Em pouco tempo, a família e a equipe médica já registraram avanços importantes: Romildo recuperou o controle do tronco, voltou a ter contrações musculares nas pernas e já consegue apertar as mãos de familiares, além de ter retirado a sonda urinária.
A polilaminina é uma substância desenvolvida por pesquisadores da Universidade Federal do Rio de Janeiro - UFRJ que funciona como uma "ponte" para os neurônios. A técnica é resultado de pesquisa científica desenvolvida pela bióloga Tatiana Sampaio.
Ela imita uma proteína natural do corpo que ajuda na formação do sistema nervoso, estimulando a medula espinhal a se reconectar após traumas graves. No caso de Romildo, a aplicação ocorreu 28 dias após o ferimento, o que exigiu uma autorização da Justiça, já que o protocolo padrão recomenda o uso em até 72 horas. Mesmo fora do prazo ideal, o corpo do policial reagiu positivamente, trazendo esperança para o tratamento de lesões medulares.

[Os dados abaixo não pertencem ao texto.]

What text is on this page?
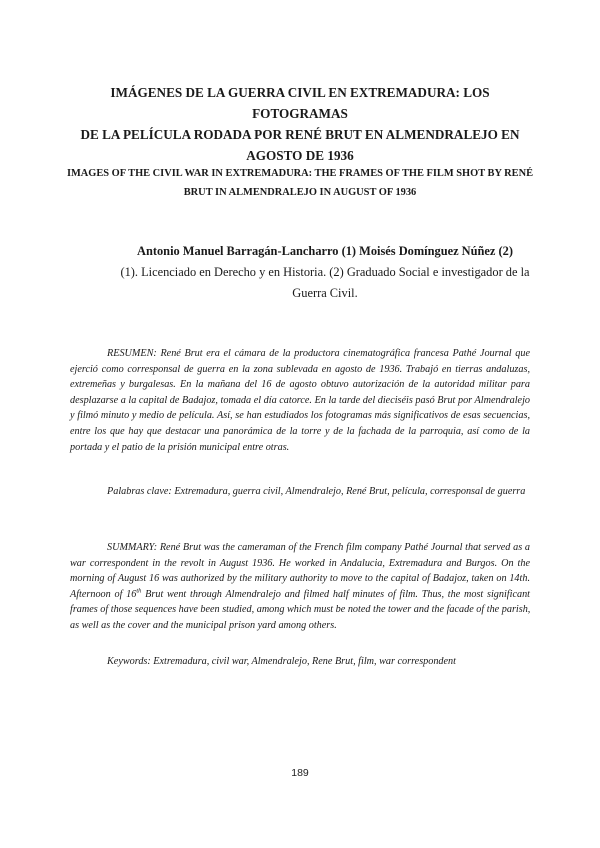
IMÁGENES DE LA GUERRA CIVIL EN EXTREMADURA: LOS FOTOGRAMAS
DE LA PELÍCULA RODADA POR RENÉ BRUT EN ALMENDRALEJO EN
AGOSTO DE 1936
IMAGES OF THE CIVIL WAR IN EXTREMADURA: THE FRAMES OF THE FILM SHOT BY RENÉ
BRUT IN ALMENDRALEJO IN AUGUST OF 1936
Antonio Manuel Barragán-Lancharro (1) Moisés Domínguez Núñez (2)
(1). Licenciado en Derecho y en Historia. (2) Graduado Social e investigador de la
Guerra Civil.
RESUMEN: René Brut era el cámara de la productora cinematográfica francesa Pathé Journal que
ejerció como corresponsal de guerra en la zona sublevada en agosto de 1936. Trabajó en tierras andaluzas,
extremeñas y burgalesas. En la mañana del 16 de agosto obtuvo autorización de la autoridad militar para
desplazarse a la capital de Badajoz, tomada el día catorce. En la tarde del dieciséis pasó Brut por Almendralejo
y filmó minuto y medio de película. Así, se han estudiados los fotogramas más significativos de esas secuencias,
entre los que hay que destacar una panorámica de la torre y de la fachada de la parroquia, así como de la
portada y el patio de la prisión municipal entre otras.
Palabras clave: Extremadura, guerra civil, Almendralejo, René Brut, película, corresponsal de guerra
SUMMARY: René Brut was the cameraman of the French film company Pathé Journal that served as a
war correspondent in the revolt in August 1936. He worked in Andalucia, Extremadura and Burgos. On the
morning of August 16 was authorized by the military authority to move to the capital of Badajoz, taken on 14th.
Afternoon of 16th Brut went through Almendralejo and filmed half minutes of film. Thus, the most significant
frames of those sequences have been studied, among which must be noted the tower and the facade of the parish,
as well as the cover and the municipal prison yard among others.
Keywords: Extremadura, civil war, Almendralejo, Rene Brut, film, war correspondent
189
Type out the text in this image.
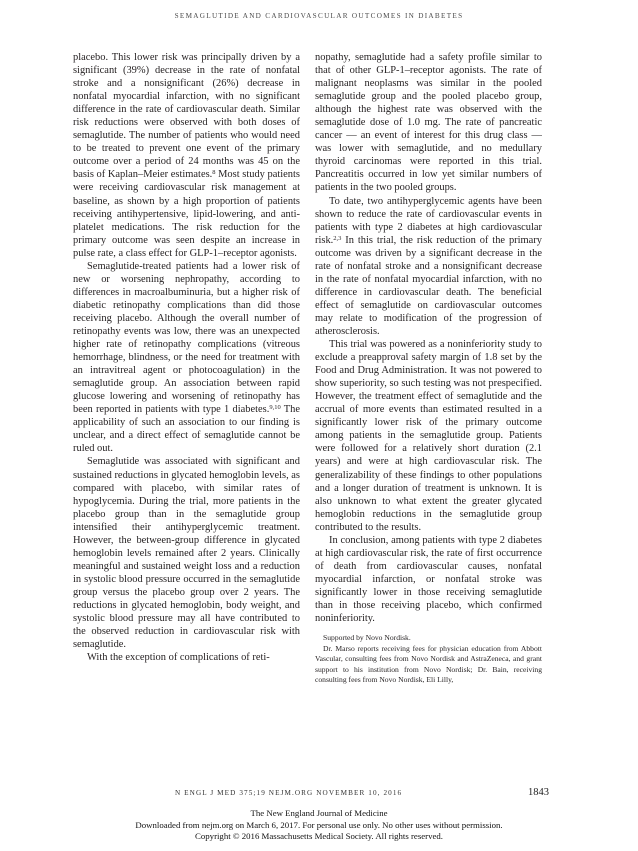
SEMAGLUTIDE AND CARDIOVASCULAR OUTCOMES IN DIABETES

placebo. This lower risk was principally driven by a significant (39%) decrease in the rate of nonfatal stroke and a nonsignificant (26%) decrease in nonfatal myocardial infarction, with no significant difference in the rate of cardiovascular death. Similar risk reductions were observed with both doses of semaglutide. The number of patients who would need to be treated to prevent one event of the primary outcome over a period of 24 months was 45 on the basis of Kaplan–Meier estimates.$^8$ Most study patients were receiving cardiovascular risk management at baseline, as shown by a high proportion of patients receiving antihypertensive, lipid-lowering, and anti-platelet medications. The risk reduction for the primary outcome was seen despite an increase in pulse rate, a class effect for GLP-1–receptor agonists.

Semaglutide-treated patients had a lower risk of new or worsening nephropathy, according to differences in macroalbuminuria, but a higher risk of diabetic retinopathy complications than did those receiving placebo. Although the overall number of retinopathy events was low, there was an unexpected higher rate of retinopathy complications (vitreous hemorrhage, blindness, or the need for treatment with an intravitreal agent or photocoagulation) in the semaglutide group. An association between rapid glucose lowering and worsening of retinopathy has been reported in patients with type 1 diabetes.$^{9,10}$ The applicability of such an association to our finding is unclear, and a direct effect of semaglutide cannot be ruled out.

Semaglutide was associated with significant and sustained reductions in glycated hemoglobin levels, as compared with placebo, with similar rates of hypoglycemia. During the trial, more patients in the placebo group than in the semaglutide group intensified their antihyperglycemic treatment. However, the between-group difference in glycated hemoglobin levels remained after 2 years. Clinically meaningful and sustained weight loss and a reduction in systolic blood pressure occurred in the semaglutide group versus the placebo group over 2 years. The reductions in glycated hemoglobin, body weight, and systolic blood pressure may all have contributed to the observed reduction in cardiovascular risk with semaglutide.

With the exception of complications of reti-

nopathy, semaglutide had a safety profile similar to that of other GLP-1–receptor agonists. The rate of malignant neoplasms was similar in the pooled semaglutide group and the pooled placebo group, although the highest rate was observed with the semaglutide dose of 1.0 mg. The rate of pancreatic cancer — an event of interest for this drug class — was lower with semaglutide, and no medullary thyroid carcinomas were reported in this trial. Pancreatitis occurred in low yet similar numbers of patients in the two pooled groups.

To date, two antihyperglycemic agents have been shown to reduce the rate of cardiovascular events in patients with type 2 diabetes at high cardiovascular risk.$^{2,3}$ In this trial, the risk reduction of the primary outcome was driven by a significant decrease in the rate of nonfatal stroke and a nonsignificant decrease in the rate of nonfatal myocardial infarction, with no difference in cardiovascular death. The beneficial effect of semaglutide on cardiovascular outcomes may relate to modification of the progression of atherosclerosis.

This trial was powered as a noninferiority study to exclude a preapproval safety margin of 1.8 set by the Food and Drug Administration. It was not powered to show superiority, so such testing was not prespecified. However, the treatment effect of semaglutide and the accrual of more events than estimated resulted in a significantly lower risk of the primary outcome among patients in the semaglutide group. Patients were followed for a relatively short duration (2.1 years) and were at high cardiovascular risk. The generalizability of these findings to other populations and a longer duration of treatment is unknown. It is also unknown to what extent the greater glycated hemoglobin reductions in the semaglutide group contributed to the results.

In conclusion, among patients with type 2 diabetes at high cardiovascular risk, the rate of first occurrence of death from cardiovascular causes, nonfatal myocardial infarction, or nonfatal stroke was significantly lower in those receiving semaglutide than in those receiving placebo, which confirmed noninferiority.

Supported by Novo Nordisk.

Dr. Marso reports receiving fees for physician education from Abbott Vascular, consulting fees from Novo Nordisk and AstraZeneca, and grant support to his institution from Novo Nordisk; Dr. Bain, receiving consulting fees from Novo Nordisk, Eli Lilly,

N ENGL J MED 375;19 NEJM.ORG NOVEMBER 10, 2016	1843
The New England Journal of Medicine
Downloaded from nejm.org on March 6, 2017. For personal use only. No other uses without permission.
Copyright © 2016 Massachusetts Medical Society. All rights reserved.
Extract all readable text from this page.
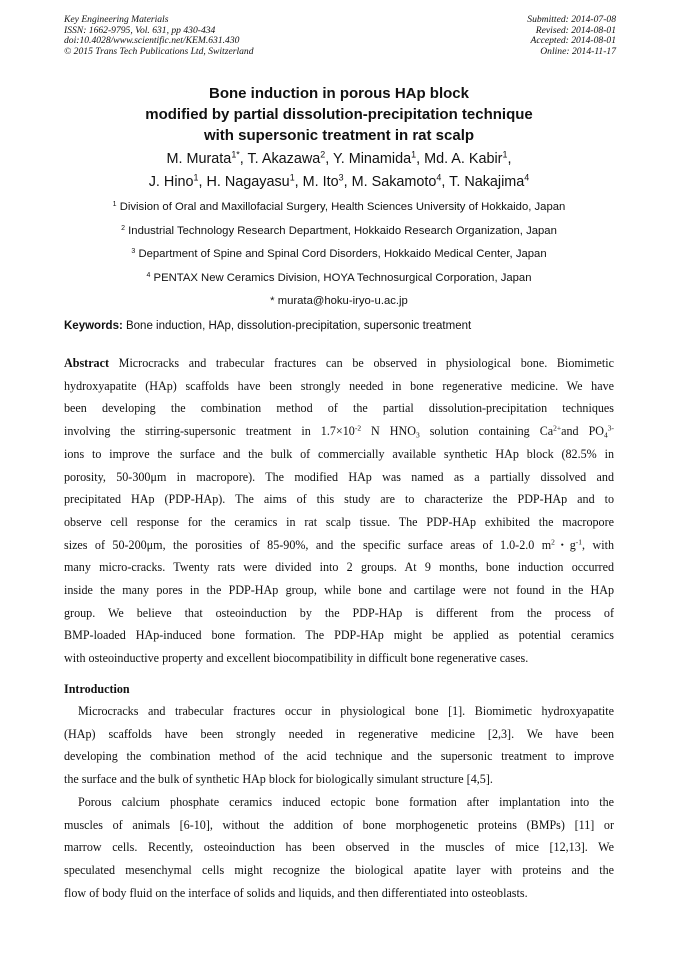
Key Engineering Materials
ISSN: 1662-9795, Vol. 631, pp 430-434
doi:10.4028/www.scientific.net/KEM.631.430
© 2015 Trans Tech Publications Ltd, Switzerland
Submitted: 2014-07-08
Revised: 2014-08-01
Accepted: 2014-08-01
Online: 2014-11-17
Bone induction in porous HAp block
modified by partial dissolution-precipitation technique
with supersonic treatment in rat scalp
M. Murata$^{1*}$, T. Akazawa$^2$, Y. Minamida$^1$, Md. A. Kabir$^1$,
J. Hino$^1$, H. Nagayasu$^1$, M. Ito$^3$, M. Sakamoto$^4$, T. Nakajima$^4$
$^1$ Division of Oral and Maxillofacial Surgery, Health Sciences University of Hokkaido, Japan
$^2$ Industrial Technology Research Department, Hokkaido Research Organization, Japan
$^3$ Department of Spine and Spinal Cord Disorders, Hokkaido Medical Center, Japan
$^4$ PENTAX New Ceramics Division, HOYA Technosurgical Corporation, Japan
* murata@hoku-iryo-u.ac.jp
Keywords: Bone induction, HAp, dissolution-precipitation, supersonic treatment
Abstract Microcracks and trabecular fractures can be observed in physiological bone. Biomimetic
hydroxyapatite (HAp) scaffolds have been strongly needed in bone regenerative medicine. We have
been developing the combination method of the partial dissolution-precipitation techniques
involving the stirring-supersonic treatment in $1.7\times 10^{-2}$ N $HNO_3$ solution containing $Ca^{2+}and$ $PO_4^{3-}$
ions to improve the surface and the bulk of commercially available synthetic HAp block (82.5% in
porosity, 50-300μm in macropore). The modified HAp was named as a partially dissolved and
precipitated HAp (PDP-HAp). The aims of this study are to characterize the PDP-HAp and to
observe cell response for the ceramics in rat scalp tissue. The PDP-HAp exhibited the macropore
sizes of 50-200μm, the porosities of 85-90%, and the specific surface areas of 1.0-2.0 $m^2$･$g^{-1}$, with
many micro-cracks. Twenty rats were divided into 2 groups. At 9 months, bone induction occurred
inside the many pores in the PDP-HAp group, while bone and cartilage were not found in the HAp
group. We believe that osteoinduction by the PDP-HAp is different from the process of
BMP-loaded HAp-induced bone formation. The PDP-HAp might be applied as potential ceramics
with osteoinductive property and excellent biocompatibility in difficult bone regenerative cases.
Introduction
Microcracks and trabecular fractures occur in physiological bone [1]. Biomimetic hydroxyapatite
(HAp) scaffolds have been strongly needed in regenerative medicine [2,3]. We have been
developing the combination method of the acid technique and the supersonic treatment to improve
the surface and the bulk of synthetic HAp block for biologically simulant structure [4,5].
Porous calcium phosphate ceramics induced ectopic bone formation after implantation into the
muscles of animals [6-10], without the addition of bone morphogenetic proteins (BMPs) [11] or
marrow cells. Recently, osteoinduction has been observed in the muscles of mice [12,13]. We
speculated mesenchymal cells might recognize the biological apatite layer with proteins and the
flow of body fluid on the interface of solids and liquids, and then differentiated into osteoblasts.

Internado sob monitoramento constante, o policial gravou um vídeo agradecendo a evolução e destacando a melhora significativa em sua respiração. O caso de Romildo reacende o debate sobre o investimento em ciência no Brasil, já que a polilaminina é fruto de mais de 20 anos de pesquisa nacional e já mostrou resultados em outros pacientes tetraplégicos. Agora, a equipe médica foca na fisioterapia intensiva para maximizar os ganhos de força e coordenação conquistados com a substância.